A publicist pal asked this morning if I saw Nick Ryan‘s The Summit (IFC Films, 10.4) at last January’s Sundance Film Festival, and I said “nope…can I get a screener?” And then I remembered that I’d not only seen it but had posted a review. What does that indicate? Obviously that this absorbing, highly complex doc didn’t stick. Why? Because its examination of the death of 11 climbers on the notorious K2 in August 2008 is a little too even-handed. It’s so fair-minded (i.e., reluctant to call a spade a spade) that butter wouldn’t melt in its mouth.
“The story of the 2008 tragedy demands specificity and exactitude, and Ryan’s film (which is partly re-enacted) certainly provides that,” I wrote last January. “But in the name of thoroughness and looking at all the angles, it declines to judge or point fingers. Ryan decides to not say in clear, talking-to-a-dumb-guy fashion if this or that climber was guilty of carelessness or negligence. He just says, ‘This happened, and a lot of factors came into play. Either way I’m not going to give you, the viewer, the satisfaction of being able to say ‘this guy screwed up’ or ‘this guy should have known better.’ You can figure that out yourself on your way home, if you want. Or you can do some in-depth reading about it.”

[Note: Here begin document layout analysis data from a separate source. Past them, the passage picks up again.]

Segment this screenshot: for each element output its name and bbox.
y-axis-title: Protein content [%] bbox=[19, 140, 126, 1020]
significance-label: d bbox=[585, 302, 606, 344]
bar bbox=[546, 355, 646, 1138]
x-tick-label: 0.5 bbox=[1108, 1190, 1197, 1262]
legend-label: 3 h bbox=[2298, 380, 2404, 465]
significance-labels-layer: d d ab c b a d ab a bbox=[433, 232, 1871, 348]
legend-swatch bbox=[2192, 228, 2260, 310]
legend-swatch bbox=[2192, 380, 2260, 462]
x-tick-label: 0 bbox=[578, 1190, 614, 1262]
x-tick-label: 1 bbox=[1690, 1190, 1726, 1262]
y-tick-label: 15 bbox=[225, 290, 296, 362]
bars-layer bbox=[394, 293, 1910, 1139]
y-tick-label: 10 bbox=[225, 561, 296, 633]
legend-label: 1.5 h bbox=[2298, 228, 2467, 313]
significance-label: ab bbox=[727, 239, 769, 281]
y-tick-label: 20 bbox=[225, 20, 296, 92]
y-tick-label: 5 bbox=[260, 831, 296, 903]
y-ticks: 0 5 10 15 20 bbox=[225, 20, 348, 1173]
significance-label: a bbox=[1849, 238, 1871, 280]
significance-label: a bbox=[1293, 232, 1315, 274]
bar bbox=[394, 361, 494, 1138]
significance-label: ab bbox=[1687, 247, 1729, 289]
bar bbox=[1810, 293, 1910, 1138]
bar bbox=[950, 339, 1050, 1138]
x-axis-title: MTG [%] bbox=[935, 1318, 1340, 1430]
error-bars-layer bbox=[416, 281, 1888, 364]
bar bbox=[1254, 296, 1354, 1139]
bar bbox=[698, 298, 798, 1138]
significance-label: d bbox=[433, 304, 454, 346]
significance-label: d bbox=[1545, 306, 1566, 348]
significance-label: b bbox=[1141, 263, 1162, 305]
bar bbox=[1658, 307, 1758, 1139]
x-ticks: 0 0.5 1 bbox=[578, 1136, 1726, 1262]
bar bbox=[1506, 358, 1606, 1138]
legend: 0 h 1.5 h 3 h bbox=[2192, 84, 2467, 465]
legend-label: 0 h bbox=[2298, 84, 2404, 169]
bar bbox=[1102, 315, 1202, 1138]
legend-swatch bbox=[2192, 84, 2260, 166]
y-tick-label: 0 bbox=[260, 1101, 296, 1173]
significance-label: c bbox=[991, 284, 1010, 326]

“I understand the spiritual payoff in successfully climbing a mountain as brutal and vicious as K2, but if you make a go of it and things don’t go your way, too bad. You bought it, pal. You knew the risks. So it’s hard to shed tears or feel much for those whose deaths are explained in The Summit. They were good fellows and skilled climbers but they weren’t geniuses and sometimes God takes you out. They took a bet that they’d be among the 75% who would make it and they lost. Tough tits.
“Imagine a doc about 10 guys with poor eyesight who decide to try and cross an unlighted six-lane freeway at 10 pm while drunk and wearing black. I would fail to see the tragedy if two or three of them get hit by cars. I would in fact fail to be even somewhat moved. Hey, guys? I’m really sorry about your getting hit by passing autos but I guess you knew the odds of getting hit were pretty high, right? You chose to wear black, you chose a section of the freeway that had no lighting, you chose to get drunk…what do you want from me?
“I don’t want to give The Summit a blanket put-down. It’s very carefully made. Loads of hard work went into it. It didn’t piss me off or irritate…well, okay I guess it did irritate me to some extent. But it’s a first-rate attempt at digging into detail and being fair-minded and determined to follow leads. And it’s quite the eye-filling epic. Cheers and salutations to Ryan, screenwriter Mark Monroe, cinematographers Robbie Ryan and Stephen O’Reilly, and exec producers John Battsek, Pat Falvey, Darrell Kavanagh and John McDonnell.
“If nothing else, The Summit makes you feel very good that you’re in a warm movie theatre and not freezing or falling to your death amid ice, snow and avalanches at 26,000 feet.”
“A week after the tragedy Freddie Wilkinson ran a fairly thorough Huffington Post account of what happened. He wrote another piece in December 2008 that looked at the tragedy in greater detail. It’s a story with a lot of angles, a lot “if only this hadn’t happened” factors.
“In a way that’s kind of the problem with The Summit — too much detail, too many POVs, too many climbers, too many ‘on the other hand’ considerations. And too many widows or relatives of same suggesting this and that.
“I admire Ryan for not jumping to easy or facile conclusions, of course, but on the other hand you’re looking for a clear through-line and not too many flashbacks or asides and a clean, graspable sense of who messed up and whose deaths were avoidable and whose weren’t. Read Wilkinson’s articles if you want a concise account.”